From: Liu, Yi L yi.l.liu@intel.com Sent: Wednesday, December 27, 2023 10:13 PM
On 2023/12/27 17:33, Ethan Zhao wrote:
On 12/27/2023 5:06 PM, Duan, Zhenzhong wrote:
-----Original Message----- From: Liu, Yi L yi.l.liu@intel.com Sent: Tuesday, December 26, 2023 4:44 PM Subject: Re: [PATCH v7 7/9] iommu/vt-d: Allow qi_submit_sync() to
return
the QI faults
On 2023/12/26 14:15, Yi Liu wrote:
On 2023/12/26 12:13, Tian, Kevin wrote:
> From: Liu, Yi L yi.l.liu@intel.com > Sent: Tuesday, December 26, 2023 12:03 PM > > On 2023/12/22 12:23, Tian, Kevin wrote: >>> From: Liu, Yi L yi.l.liu@intel.com >>> Sent: Thursday, December 21, 2023 11:40 PM >>> >>> + fault &= DMA_FSTS_IQE | DMA_FSTS_ITE | DMA_FSTS_ICE; >>> + if (fault) { >>> + if (fsts) >>> + *fsts |= fault; >> do we expect the fault to be accumulated? otherwise it's clearer to >> just do direct assignment instead of asking for the caller to clear >> the variable before invocation. > not quite get. do you mean the fault should not be cleared in the
caller
> side? > I meant:
if (fsts) *fsts = fault;
unless there is a reason to *OR* the original value.
I guess no such a reason. :) let me modify it.
hmmm, replied too soon.
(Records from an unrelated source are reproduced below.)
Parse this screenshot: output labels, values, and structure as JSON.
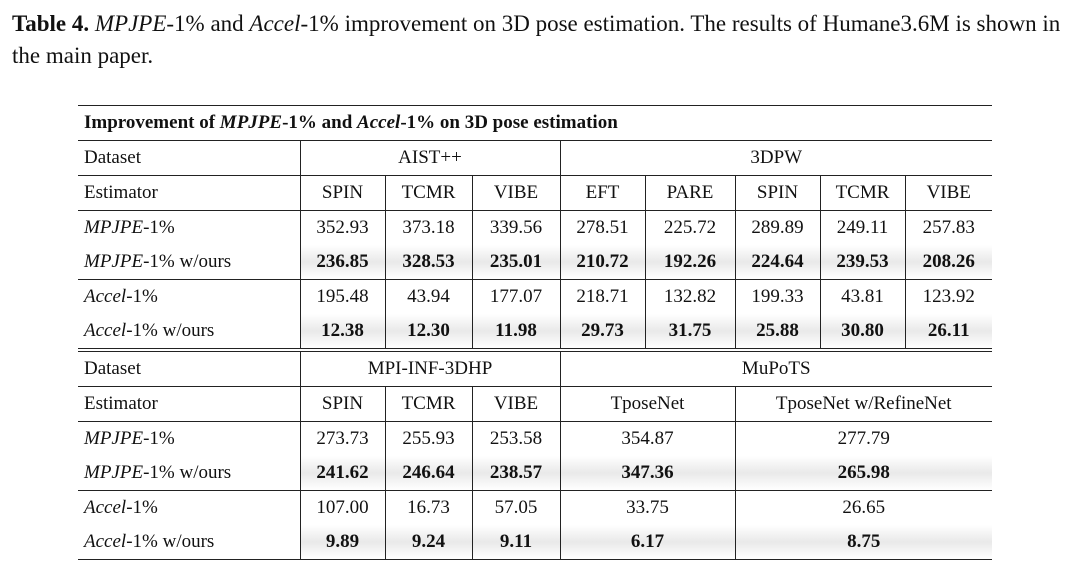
{
  "caption": {
    "label": "Table 4.",
    "parts": [
      " ",
      "MPJPE",
      "-1% and ",
      "Accel",
      "-1% improvement on 3D pose estimation. The results of Humane3.6M is shown in the main paper."
    ]
  },
  "table": {
    "title": [
      "Improvement of ",
      "MPJPE",
      "-1% and ",
      "Accel",
      "-1% on 3D pose estimation"
    ],
    "sections": [
      {
        "dataset_label": "Dataset",
        "datasets": [
          "AIST++",
          "3DPW"
        ],
        "estimator_label": "Estimator",
        "estimators": [
          "SPIN",
          "TCMR",
          "VIBE",
          "EFT",
          "PARE",
          "SPIN",
          "TCMR",
          "VIBE"
        ],
        "rows": [
          {
            "label": [
              "MPJPE",
              "-1%"
            ],
            "values": [
              "352.93",
              "373.18",
              "339.56",
              "278.51",
              "225.72",
              "289.89",
              "249.11",
              "257.83"
            ]
          },
          {
            "label": [
              "MPJPE",
              "-1% w/ours"
            ],
            "values": [
              "236.85",
              "328.53",
              "235.01",
              "210.72",
              "192.26",
              "224.64",
              "239.53",
              "208.26"
            ]
          },
          {
            "label": [
              "Accel",
              "-1%"
            ],
            "values": [
              "195.48",
              "43.94",
              "177.07",
              "218.71",
              "132.82",
              "199.33",
              "43.81",
              "123.92"
            ]
          },
          {
            "label": [
              "Accel",
              "-1% w/ours"
            ],
            "values": [
              "12.38",
              "12.30",
              "11.98",
              "29.73",
              "31.75",
              "25.88",
              "30.80",
              "26.11"
            ]
          }
        ]
      },
      {
        "dataset_label": "Dataset",
        "datasets": [
          "MPI-INF-3DHP",
          "MuPoTS"
        ],
        "estimator_label": "Estimator",
        "estimators": [
          "SPIN",
          "TCMR",
          "VIBE",
          "TposeNet",
          "TposeNet w/RefineNet"
        ],
        "rows": [
          {
            "label": [
              "MPJPE",
              "-1%"
            ],
            "values": [
              "273.73",
              "255.93",
              "253.58",
              "354.87",
              "277.79"
            ]
          },
          {
            "label": [
              "MPJPE",
              "-1% w/ours"
            ],
            "values": [
              "241.62",
              "246.64",
              "238.57",
              "347.36",
              "265.98"
            ]
          },
          {
            "label": [
              "Accel",
              "-1%"
            ],
            "values": [
              "107.00",
              "16.73",
              "57.05",
              "33.75",
              "26.65"
            ]
          },
          {
            "label": [
              "Accel",
              "-1% w/ours"
            ],
            "values": [
              "9.89",
              "9.24",
              "9.11",
              "6.17",
              "8.75"
            ]
          }
        ]
      }
    ]
  }
}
The qi_check_fault() would be called multiple times in one invalidation circle as qi_submit_sync() needs to see if any fault happened before the hw writes back QI_DONE to the wait
descriptor.
There can be ICE which may eventually result in ITE. So caller of qi_check_fault() would continue to wait for QI_DONE. So qi_check_fault() returns 0 to let qi_submit_sync() go on though ICE detected. If we use '*fsts = fault;', then ICE would be missed since the input fsts pointer is the same in one qi_submit_sync() call.
Is it necessary to return fault to user if qi_check_fault() return -EAGAIN and a restart run succeeds?
no need if a restart succeeds. I would add a *fault = 0 per the restart.
Issue a device-TLB invalidation to no response device there is possibility
will be trapped there loop for ITE , never get return.
yes. This the implementation today, in future I think we may need a kind of timeout mechanism, so that it can return and report the error to user. In concept, in nested translation, the page table is owned by userspace, so it makes more sense to let userspace know it and take proper action.
it doesn't make sense to retry upon an invalidation request from userspace. if retry is required that is the policy of guest iommu driver. Also it's not good to introduce a uapi flag which won't be set by current driver.
this can be solved by a simple change in qi_check_fault():
if (qi->desc_status[wait_index] == QI_ABORT) - return -EAGAIN; + return fsts ? -ETIMEDOUT : -EAGAIN;
because if the caller wants to know the fault reason the implication is that the caller will decide how to cope with the fault. It is incorrect for qi_check_fault() to decide.